By Mohammad Aslam
The slain Pakistani politician was beautiful, bold and larger-than-life. His death in a hail of bullets was unsurprising in a country beholden to the forces of evil and intolerance.
If there was any such thing as romanticised politicians, the late Salman Taseer would have few rivals. The media mogul-cum-politician was a man of extraordinary insight, inescapable charm and regal haughtiness in a country which has been on the throngs of failure and collapse – ever since it bloody creation some sixty five years ago.
As the son of one of Pakistan’s greatest literary figures who died when his one and only son was six; he started life on the periphery but eventually would pinnacle into a self-made businessman prior to entering the dangerous world of his country’s politics. A chartered accountant by profession, he was intermittently placed into solitary confinement for opposing both military dictatorships and their civilian benefactors in a turbulent career that was exposed to malice, spitefulness and ultimately death.
He was one of the few notables in his country that was articulate and passionate about bringing romanticism to his nation’s makeup. Indeed, he lived the life of a romantic. He was known for dapper inspired extravagances, expensive designer suits, Dior shades, and like an adherent to theory of romanticism – an advocate of aesthetic, artistic, literary and intellectual enlightenment. Depressingly, there are few, if any, such political role models in the developing world for the young and eager to look up to. Taseer was a man above his time.
Being bilingual and of mixed race, his personality was one that was synthesised with the best of two cultures. The confidant raconteur in which his wit and charm was expressed in his many speeches and interviews, is sadly one that will be filled in no time soon.

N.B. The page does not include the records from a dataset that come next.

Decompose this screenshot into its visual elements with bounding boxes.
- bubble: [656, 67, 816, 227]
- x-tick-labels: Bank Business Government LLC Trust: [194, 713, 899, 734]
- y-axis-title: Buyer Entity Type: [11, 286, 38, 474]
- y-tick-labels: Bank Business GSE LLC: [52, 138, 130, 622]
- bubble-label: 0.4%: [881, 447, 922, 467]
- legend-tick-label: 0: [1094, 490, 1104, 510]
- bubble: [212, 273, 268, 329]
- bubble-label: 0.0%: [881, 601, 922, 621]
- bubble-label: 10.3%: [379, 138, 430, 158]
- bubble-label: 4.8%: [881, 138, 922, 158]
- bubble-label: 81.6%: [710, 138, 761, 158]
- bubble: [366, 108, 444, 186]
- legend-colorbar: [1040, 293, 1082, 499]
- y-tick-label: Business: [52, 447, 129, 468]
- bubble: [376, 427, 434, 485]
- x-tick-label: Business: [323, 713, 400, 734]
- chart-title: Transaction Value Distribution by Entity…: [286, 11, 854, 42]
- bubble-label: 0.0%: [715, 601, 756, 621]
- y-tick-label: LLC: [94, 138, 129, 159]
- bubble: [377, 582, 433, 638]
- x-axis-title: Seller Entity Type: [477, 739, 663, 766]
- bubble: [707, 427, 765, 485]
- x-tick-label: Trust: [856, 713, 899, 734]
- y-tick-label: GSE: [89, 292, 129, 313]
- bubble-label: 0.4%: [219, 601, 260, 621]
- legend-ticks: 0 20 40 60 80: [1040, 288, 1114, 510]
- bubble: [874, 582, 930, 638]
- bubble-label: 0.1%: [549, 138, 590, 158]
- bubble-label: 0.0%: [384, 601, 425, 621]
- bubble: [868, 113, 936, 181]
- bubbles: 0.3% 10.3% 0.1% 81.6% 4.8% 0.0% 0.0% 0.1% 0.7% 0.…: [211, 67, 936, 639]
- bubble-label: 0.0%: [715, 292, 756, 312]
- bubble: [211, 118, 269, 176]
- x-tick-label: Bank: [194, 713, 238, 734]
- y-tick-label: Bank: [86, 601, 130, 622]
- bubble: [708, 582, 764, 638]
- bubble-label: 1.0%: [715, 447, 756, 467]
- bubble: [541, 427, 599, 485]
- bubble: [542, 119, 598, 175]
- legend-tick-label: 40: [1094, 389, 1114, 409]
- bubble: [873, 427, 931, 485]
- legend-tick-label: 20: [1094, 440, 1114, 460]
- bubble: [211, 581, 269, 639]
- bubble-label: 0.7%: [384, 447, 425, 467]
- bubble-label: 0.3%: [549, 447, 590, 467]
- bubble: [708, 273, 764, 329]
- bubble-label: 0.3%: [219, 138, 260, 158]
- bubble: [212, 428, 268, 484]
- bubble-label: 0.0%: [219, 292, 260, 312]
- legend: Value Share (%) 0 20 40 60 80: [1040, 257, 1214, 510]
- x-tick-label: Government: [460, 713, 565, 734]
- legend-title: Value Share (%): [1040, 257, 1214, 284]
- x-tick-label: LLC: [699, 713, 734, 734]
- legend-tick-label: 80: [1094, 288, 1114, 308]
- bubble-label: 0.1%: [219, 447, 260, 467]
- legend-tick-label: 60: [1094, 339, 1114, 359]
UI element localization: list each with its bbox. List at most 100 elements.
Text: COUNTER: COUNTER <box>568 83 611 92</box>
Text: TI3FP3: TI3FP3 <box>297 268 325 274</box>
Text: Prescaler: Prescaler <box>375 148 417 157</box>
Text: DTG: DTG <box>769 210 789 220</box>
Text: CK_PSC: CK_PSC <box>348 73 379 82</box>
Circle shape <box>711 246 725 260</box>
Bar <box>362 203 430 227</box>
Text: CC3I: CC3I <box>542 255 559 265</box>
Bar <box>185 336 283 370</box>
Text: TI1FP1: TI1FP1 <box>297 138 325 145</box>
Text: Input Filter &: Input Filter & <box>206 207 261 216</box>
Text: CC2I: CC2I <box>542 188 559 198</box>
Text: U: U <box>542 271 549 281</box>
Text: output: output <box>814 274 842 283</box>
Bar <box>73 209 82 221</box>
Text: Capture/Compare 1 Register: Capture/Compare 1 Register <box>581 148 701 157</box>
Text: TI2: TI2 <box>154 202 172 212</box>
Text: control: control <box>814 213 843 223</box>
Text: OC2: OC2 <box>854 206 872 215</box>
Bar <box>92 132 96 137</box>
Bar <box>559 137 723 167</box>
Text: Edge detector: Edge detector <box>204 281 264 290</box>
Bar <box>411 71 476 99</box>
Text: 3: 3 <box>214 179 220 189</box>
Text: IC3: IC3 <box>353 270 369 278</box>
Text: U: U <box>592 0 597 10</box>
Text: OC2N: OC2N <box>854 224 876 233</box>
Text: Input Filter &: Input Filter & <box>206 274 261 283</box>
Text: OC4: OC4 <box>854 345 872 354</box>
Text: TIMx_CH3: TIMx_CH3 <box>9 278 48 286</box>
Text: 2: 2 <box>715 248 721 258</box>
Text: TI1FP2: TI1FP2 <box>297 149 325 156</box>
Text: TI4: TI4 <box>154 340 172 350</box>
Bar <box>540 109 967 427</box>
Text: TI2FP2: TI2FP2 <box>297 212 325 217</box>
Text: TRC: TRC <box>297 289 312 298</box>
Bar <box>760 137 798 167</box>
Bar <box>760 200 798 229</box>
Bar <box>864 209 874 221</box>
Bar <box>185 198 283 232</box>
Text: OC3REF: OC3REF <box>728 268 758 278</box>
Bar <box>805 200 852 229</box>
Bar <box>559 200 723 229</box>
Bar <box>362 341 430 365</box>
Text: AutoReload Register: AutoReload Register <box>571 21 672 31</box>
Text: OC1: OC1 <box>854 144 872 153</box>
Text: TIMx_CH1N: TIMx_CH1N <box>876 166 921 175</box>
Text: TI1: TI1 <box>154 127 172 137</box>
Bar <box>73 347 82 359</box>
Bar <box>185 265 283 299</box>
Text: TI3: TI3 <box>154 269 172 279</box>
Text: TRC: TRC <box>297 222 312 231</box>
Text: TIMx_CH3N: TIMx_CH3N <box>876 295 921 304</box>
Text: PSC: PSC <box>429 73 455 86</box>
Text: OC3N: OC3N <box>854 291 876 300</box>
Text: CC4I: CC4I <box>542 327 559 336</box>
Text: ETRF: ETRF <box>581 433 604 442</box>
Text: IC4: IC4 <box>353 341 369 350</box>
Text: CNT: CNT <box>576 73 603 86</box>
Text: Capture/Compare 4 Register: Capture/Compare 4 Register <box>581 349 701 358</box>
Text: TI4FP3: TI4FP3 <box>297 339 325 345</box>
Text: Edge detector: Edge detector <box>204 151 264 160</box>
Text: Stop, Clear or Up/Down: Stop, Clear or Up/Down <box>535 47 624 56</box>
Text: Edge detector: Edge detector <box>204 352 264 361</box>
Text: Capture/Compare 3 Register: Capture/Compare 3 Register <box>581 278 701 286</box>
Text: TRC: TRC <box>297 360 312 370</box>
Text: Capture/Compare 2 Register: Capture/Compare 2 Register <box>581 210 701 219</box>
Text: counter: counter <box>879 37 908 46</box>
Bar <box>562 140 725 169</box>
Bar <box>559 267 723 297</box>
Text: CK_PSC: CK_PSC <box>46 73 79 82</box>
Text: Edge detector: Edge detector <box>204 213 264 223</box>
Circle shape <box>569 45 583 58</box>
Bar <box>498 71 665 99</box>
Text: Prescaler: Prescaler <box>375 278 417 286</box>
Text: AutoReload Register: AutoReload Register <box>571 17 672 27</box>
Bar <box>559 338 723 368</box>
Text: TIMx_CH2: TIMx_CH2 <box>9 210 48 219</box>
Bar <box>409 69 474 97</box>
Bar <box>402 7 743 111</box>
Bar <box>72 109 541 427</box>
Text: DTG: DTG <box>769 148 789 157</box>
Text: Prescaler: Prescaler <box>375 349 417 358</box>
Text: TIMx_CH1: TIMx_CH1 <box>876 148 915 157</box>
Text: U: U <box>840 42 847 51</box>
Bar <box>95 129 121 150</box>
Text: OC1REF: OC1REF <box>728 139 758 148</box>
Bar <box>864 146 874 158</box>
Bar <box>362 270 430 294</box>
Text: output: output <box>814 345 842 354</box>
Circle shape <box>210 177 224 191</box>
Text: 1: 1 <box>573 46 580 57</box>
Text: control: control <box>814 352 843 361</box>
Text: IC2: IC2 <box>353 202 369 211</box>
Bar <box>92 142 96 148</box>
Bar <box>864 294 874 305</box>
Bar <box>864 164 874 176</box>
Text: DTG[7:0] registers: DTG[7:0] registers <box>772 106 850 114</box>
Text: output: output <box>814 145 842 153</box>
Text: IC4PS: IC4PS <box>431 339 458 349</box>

Ever since he was sanctioned with becoming the Governor of Pakistan’s largest province, Taseer was thrust like never before onto the national, and to an extent, world stage. He was the man everybody wanted to hear. Always one to encourage debate, he refused kowtow to conservative demands in the society he lived, he was man that would live in his own way, by his own desires and in his own time.
Perhaps it was this very audacity which sealed his fate. Like any other human beings he was not without his faults, but when you live in a country whose birth was in the name of its religion, be it largely practised or not, its difficult to live a life so estranged to it. Indeed it would be somewhat disingenuous to depict a life like his, without analyzing conservative indifference in this largely Muslim country to his fondness for raucous late-night Champaign-fuelled parties, amongst the many other vices they bemoan.

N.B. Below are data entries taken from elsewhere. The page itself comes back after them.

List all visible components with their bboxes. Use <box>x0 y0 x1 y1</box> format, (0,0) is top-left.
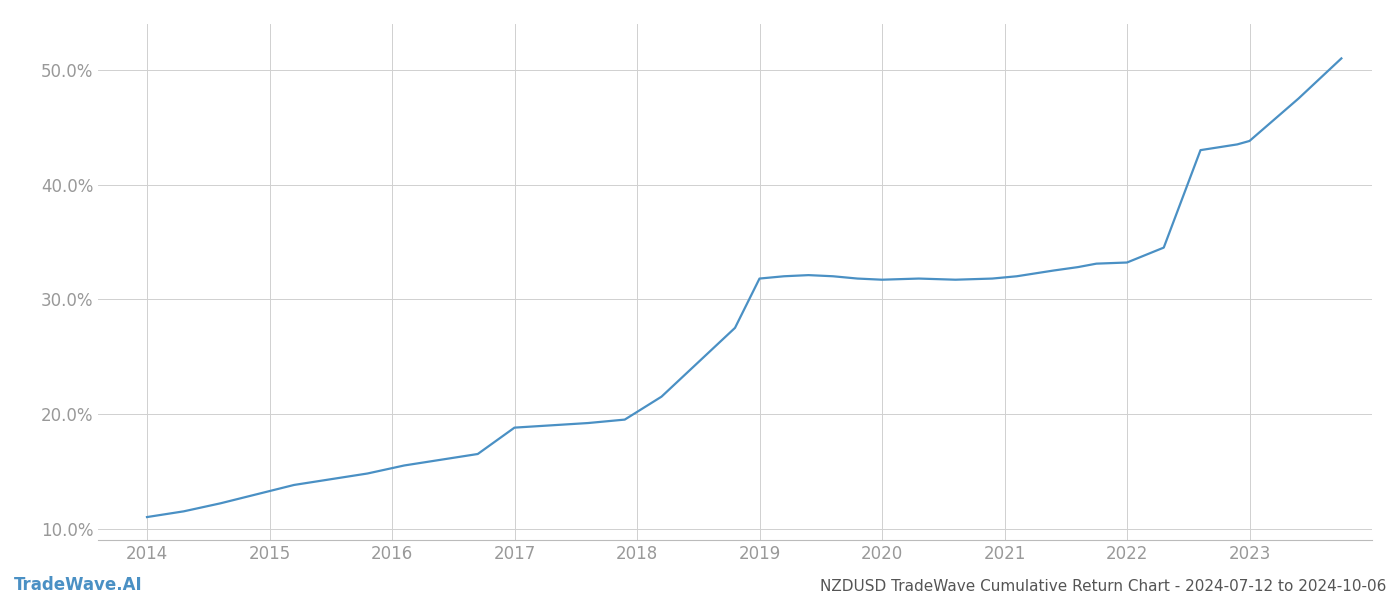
Text: TradeWave.AI: TradeWave.AI <box>14 576 143 594</box>
Text: NZDUSD TradeWave Cumulative Return Chart - 2024-07-12 to 2024-10-06: NZDUSD TradeWave Cumulative Return Chart… <box>819 579 1386 594</box>
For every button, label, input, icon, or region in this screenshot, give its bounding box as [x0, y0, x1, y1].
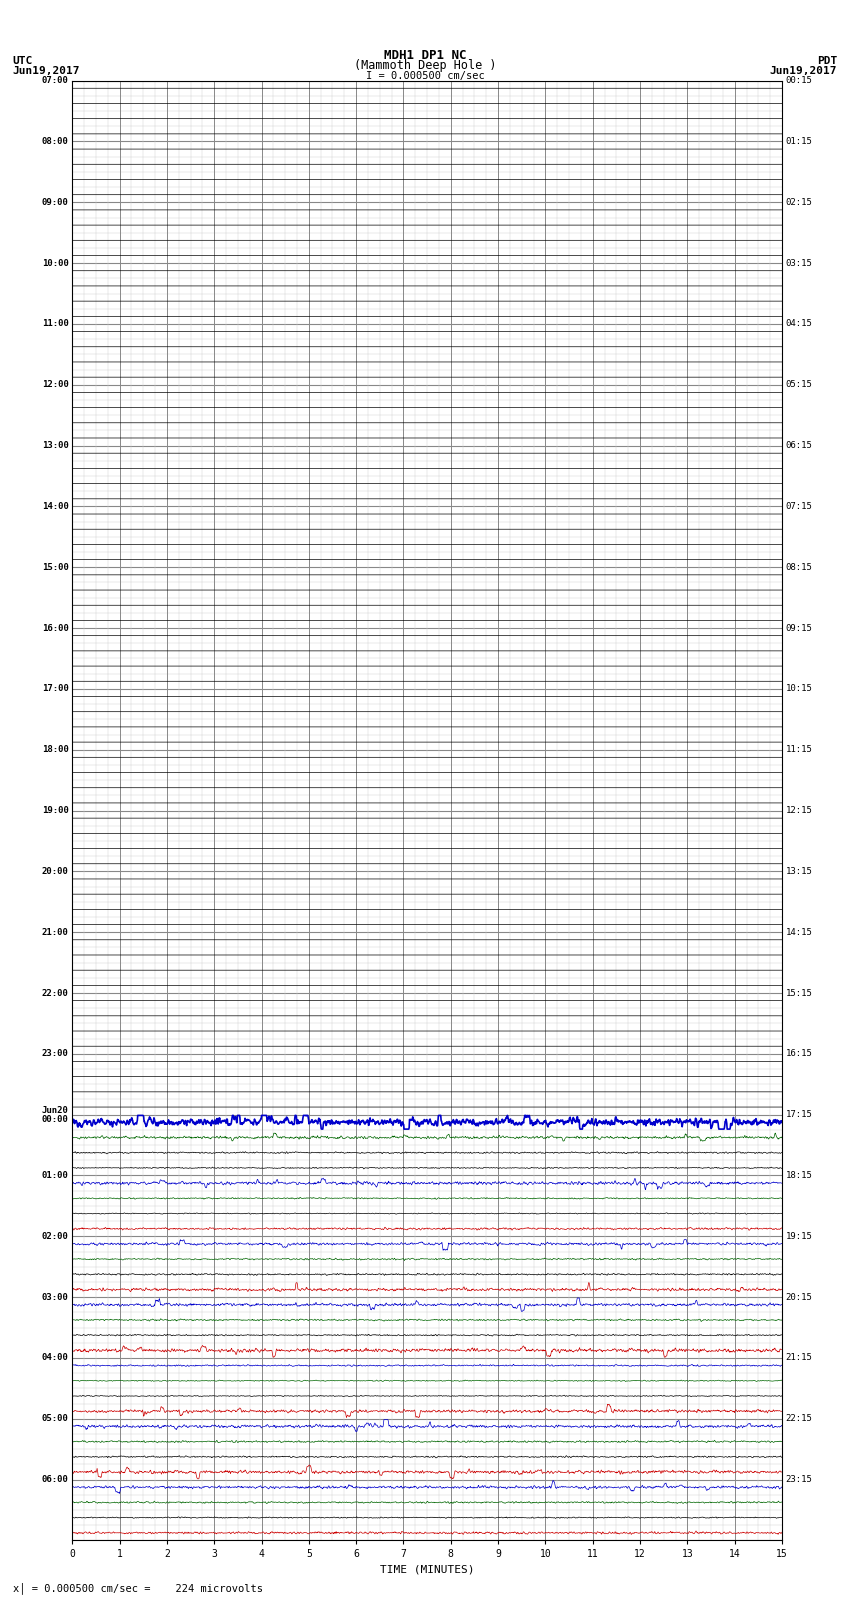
Text: UTC: UTC	[13, 56, 33, 66]
Text: 12:00: 12:00	[42, 381, 69, 389]
Text: 22:15: 22:15	[785, 1415, 813, 1423]
Text: 09:00: 09:00	[42, 198, 69, 206]
Text: 22:00: 22:00	[42, 989, 69, 997]
Text: 20:00: 20:00	[42, 866, 69, 876]
Text: I = 0.000500 cm/sec: I = 0.000500 cm/sec	[366, 71, 484, 82]
Text: 16:15: 16:15	[785, 1050, 813, 1058]
Text: 02:00: 02:00	[42, 1232, 69, 1240]
Text: 06:00: 06:00	[42, 1476, 69, 1484]
Text: 14:15: 14:15	[785, 927, 813, 937]
Text: x│ = 0.000500 cm/sec =    224 microvolts: x│ = 0.000500 cm/sec = 224 microvolts	[13, 1582, 263, 1594]
Text: 10:15: 10:15	[785, 684, 813, 694]
Text: 04:00: 04:00	[42, 1353, 69, 1363]
Text: 20:15: 20:15	[785, 1292, 813, 1302]
Text: 07:00: 07:00	[42, 76, 69, 85]
Text: MDH1 DP1 NC: MDH1 DP1 NC	[383, 48, 467, 63]
Text: 17:15: 17:15	[785, 1110, 813, 1119]
Text: 21:15: 21:15	[785, 1353, 813, 1363]
Text: Jun19,2017: Jun19,2017	[13, 66, 80, 76]
Text: 17:00: 17:00	[42, 684, 69, 694]
Text: 09:15: 09:15	[785, 624, 813, 632]
X-axis label: TIME (MINUTES): TIME (MINUTES)	[380, 1565, 474, 1574]
Text: 23:00: 23:00	[42, 1050, 69, 1058]
Text: 08:00: 08:00	[42, 137, 69, 145]
Text: 18:00: 18:00	[42, 745, 69, 755]
Text: 13:00: 13:00	[42, 440, 69, 450]
Text: Jun19,2017: Jun19,2017	[770, 66, 837, 76]
Text: 06:15: 06:15	[785, 440, 813, 450]
Text: 02:15: 02:15	[785, 198, 813, 206]
Text: 03:15: 03:15	[785, 258, 813, 268]
Text: 21:00: 21:00	[42, 927, 69, 937]
Text: 10:00: 10:00	[42, 258, 69, 268]
Text: 01:00: 01:00	[42, 1171, 69, 1181]
Text: 19:00: 19:00	[42, 806, 69, 815]
Text: 05:15: 05:15	[785, 381, 813, 389]
Text: 05:00: 05:00	[42, 1415, 69, 1423]
Text: 16:00: 16:00	[42, 624, 69, 632]
Text: 01:15: 01:15	[785, 137, 813, 145]
Text: 00:15: 00:15	[785, 76, 813, 85]
Text: 15:00: 15:00	[42, 563, 69, 571]
Text: 11:00: 11:00	[42, 319, 69, 329]
Text: 07:15: 07:15	[785, 502, 813, 511]
Text: 08:15: 08:15	[785, 563, 813, 571]
Text: PDT: PDT	[817, 56, 837, 66]
Text: 19:15: 19:15	[785, 1232, 813, 1240]
Text: 18:15: 18:15	[785, 1171, 813, 1181]
Text: (Mammoth Deep Hole ): (Mammoth Deep Hole )	[354, 58, 496, 71]
Text: 04:15: 04:15	[785, 319, 813, 329]
Text: 00:00: 00:00	[42, 1115, 69, 1124]
Text: 12:15: 12:15	[785, 806, 813, 815]
Text: Jun20: Jun20	[42, 1105, 69, 1115]
Text: 11:15: 11:15	[785, 745, 813, 755]
Text: 03:00: 03:00	[42, 1292, 69, 1302]
Text: 23:15: 23:15	[785, 1476, 813, 1484]
Text: 15:15: 15:15	[785, 989, 813, 997]
Text: 13:15: 13:15	[785, 866, 813, 876]
Text: 14:00: 14:00	[42, 502, 69, 511]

But then who in Pakistan has the right to judge anyone on how they should live their lives or gauge how good or bad a persons religious credentials are? Pakistan was certainly a country built for the Muslims of India at partition, but it is not, and never has been, an Islamic state where their is a precedence for divine law over man made ones. Instead, modern day Pakistani customs and laws are derivatives of political-religious concoctions to appease conservative elements in this ever intolerant society.

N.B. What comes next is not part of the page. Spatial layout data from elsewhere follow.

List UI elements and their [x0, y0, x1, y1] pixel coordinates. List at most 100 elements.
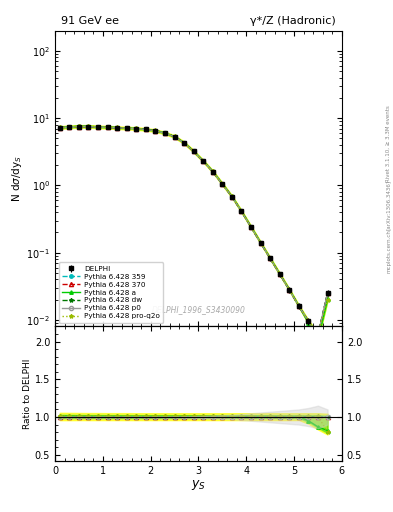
- Pythia 6.428 pro-q2o: [268, 255, 273, 261]
- Pythia 6.428 a: [115, 124, 119, 131]
- Pythia 6.428 pro-q2o: [172, 133, 177, 139]
- Pythia 6.428 a: [67, 123, 72, 130]
- Pythia 6.428 a: [153, 127, 158, 134]
- Pythia 6.428 dw: [249, 224, 253, 230]
- Pythia 6.428 370: [115, 125, 119, 131]
- Pythia 6.428 a: [316, 336, 320, 342]
- Pythia 6.428 359: [67, 124, 72, 130]
- Pythia 6.428 370: [191, 148, 196, 155]
- Pythia 6.428 dw: [125, 125, 129, 131]
- Pythia 6.428 359: [287, 287, 292, 293]
- Pythia 6.428 dw: [220, 181, 225, 187]
- Pythia 6.428 pro-q2o: [201, 158, 206, 164]
- Pythia 6.428 a: [258, 240, 263, 246]
- Pythia 6.428 p0: [105, 124, 110, 131]
- Pythia 6.428 a: [134, 125, 139, 132]
- Pythia 6.428 dw: [211, 168, 215, 175]
- Text: DELPHI_1996_S3430090: DELPHI_1996_S3430090: [152, 306, 245, 314]
- Pythia 6.428 dw: [297, 303, 301, 309]
- Pythia 6.428 370: [277, 271, 282, 277]
- Pythia 6.428 p0: [125, 125, 129, 131]
- Pythia 6.428 a: [77, 123, 81, 130]
- Pythia 6.428 a: [249, 224, 253, 230]
- Text: mcplots.cern.ch: mcplots.cern.ch: [386, 229, 391, 273]
- Pythia 6.428 370: [211, 168, 215, 175]
- Pythia 6.428 359: [163, 130, 167, 136]
- Pythia 6.428 p0: [67, 124, 72, 130]
- Pythia 6.428 359: [57, 124, 62, 131]
- Pythia 6.428 370: [105, 124, 110, 131]
- Pythia 6.428 359: [211, 168, 215, 175]
- Pythia 6.428 pro-q2o: [306, 318, 311, 324]
- Pythia 6.428 p0: [96, 124, 101, 130]
- Pythia 6.428 p0: [134, 125, 139, 132]
- Pythia 6.428 pro-q2o: [182, 139, 187, 145]
- Pythia 6.428 pro-q2o: [86, 123, 91, 130]
- Pythia 6.428 dw: [268, 255, 273, 262]
- Pythia 6.428 pro-q2o: [134, 125, 139, 132]
- Pythia 6.428 359: [201, 158, 206, 164]
- Pythia 6.428 p0: [306, 318, 311, 325]
- Line: Pythia 6.428 dw: Pythia 6.428 dw: [58, 124, 330, 337]
- Pythia 6.428 pro-q2o: [57, 124, 62, 131]
- Pythia 6.428 p0: [249, 224, 253, 230]
- Pythia 6.428 a: [230, 194, 234, 200]
- Pythia 6.428 370: [201, 158, 206, 164]
- Pythia 6.428 dw: [182, 140, 187, 146]
- Pythia 6.428 370: [77, 123, 81, 130]
- Pythia 6.428 359: [316, 332, 320, 338]
- Pythia 6.428 pro-q2o: [316, 331, 320, 337]
- Pythia 6.428 dw: [191, 148, 196, 155]
- Pythia 6.428 p0: [57, 125, 62, 131]
- Pythia 6.428 dw: [239, 208, 244, 215]
- Pythia 6.428 370: [57, 125, 62, 131]
- Pythia 6.428 370: [153, 127, 158, 134]
- Pythia 6.428 a: [239, 208, 244, 215]
- Pythia 6.428 359: [258, 240, 263, 246]
- Pythia 6.428 pro-q2o: [67, 123, 72, 130]
- Pythia 6.428 a: [125, 125, 129, 131]
- Legend: DELPHI, Pythia 6.428 359, Pythia 6.428 370, Pythia 6.428 a, Pythia 6.428 dw, Pyt: DELPHI, Pythia 6.428 359, Pythia 6.428 3…: [59, 262, 163, 323]
- Pythia 6.428 370: [163, 130, 167, 136]
- Pythia 6.428 370: [143, 126, 148, 133]
- Pythia 6.428 p0: [258, 240, 263, 246]
- Pythia 6.428 p0: [287, 287, 292, 293]
- Pythia 6.428 a: [182, 140, 187, 146]
- Pythia 6.428 pro-q2o: [105, 124, 110, 130]
- Pythia 6.428 a: [86, 123, 91, 130]
- Pythia 6.428 dw: [325, 290, 330, 296]
- Line: Pythia 6.428 p0: Pythia 6.428 p0: [58, 124, 330, 337]
- Pythia 6.428 370: [86, 123, 91, 130]
- Pythia 6.428 pro-q2o: [220, 181, 225, 187]
- Pythia 6.428 a: [96, 124, 101, 130]
- Pythia 6.428 dw: [258, 240, 263, 246]
- Pythia 6.428 p0: [220, 181, 225, 187]
- Pythia 6.428 dw: [67, 124, 72, 130]
- Pythia 6.428 359: [230, 194, 234, 200]
- Text: γ*/Z (Hadronic): γ*/Z (Hadronic): [250, 16, 336, 26]
- Pythia 6.428 dw: [86, 123, 91, 130]
- Pythia 6.428 pro-q2o: [249, 224, 253, 230]
- Pythia 6.428 359: [86, 123, 91, 130]
- Pythia 6.428 370: [249, 224, 253, 230]
- Pythia 6.428 370: [182, 140, 187, 146]
- Pythia 6.428 359: [115, 125, 119, 131]
- Pythia 6.428 p0: [268, 255, 273, 262]
- Pythia 6.428 p0: [239, 208, 244, 215]
- Pythia 6.428 359: [306, 318, 311, 325]
- Pythia 6.428 a: [287, 287, 292, 293]
- Pythia 6.428 a: [306, 320, 311, 326]
- Pythia 6.428 pro-q2o: [239, 208, 244, 214]
- Pythia 6.428 a: [268, 255, 273, 261]
- Pythia 6.428 a: [143, 126, 148, 132]
- Pythia 6.428 dw: [172, 134, 177, 140]
- X-axis label: $y_S$: $y_S$: [191, 478, 206, 493]
- Pythia 6.428 359: [153, 127, 158, 134]
- Pythia 6.428 dw: [153, 127, 158, 134]
- Pythia 6.428 p0: [163, 130, 167, 136]
- Pythia 6.428 dw: [163, 130, 167, 136]
- Pythia 6.428 dw: [287, 287, 292, 293]
- Pythia 6.428 pro-q2o: [77, 123, 81, 130]
- Pythia 6.428 p0: [115, 125, 119, 131]
- Pythia 6.428 359: [77, 123, 81, 130]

In hindsight, perhaps the late Governor Taseer’s only miscalculation was to utilize the offices of the Pakistan’s Peoples Party as a vehicle in which to engage in acts of political romanticism. The party was founded by former Pakistan premier Zulfikar Bhutto (later to be found guilty of murder) more than four decades ago and in whose memory Taseer would say he was beholden. It has a reputation tainted with corruption – one to which Taseers detractors point to as ultimately placing him in circumstances that created the appearance of impropriety in the minds of many. But which political party in this heavily corrupt country is free from such accusations?
Taseer was on the left throughout his career, he was outspoken and liberal, the only recourse to an open and romantic Pakistan in his day was the party of Bhutto. Perhaps, although he never openly questioned his support for the principles of his party and its leaders, he felt that the alternative would have been doomed. His politics was not one of confrontation; it was about abolishing opponents with bitingly delivered sound bites, in the end it was this outspokenness that killed him.
As his killer awaits trial, there is cause for concern. The balance of fair justice and protection is overwhelmingly against Taseer’s family – not surprising if one considers the near delightful reactions of many lawyers, politicians and news anchormen to his death. All that is asked for is sustained judicial fairness; but not the kind of fairness that Pakistan has had in the last few decades. A return to such activity would not be fulfilling that requirement.
**The writer is a PhD candidate in Political Science at the department of Middle-East & Mediterranean Studies, King’s College London.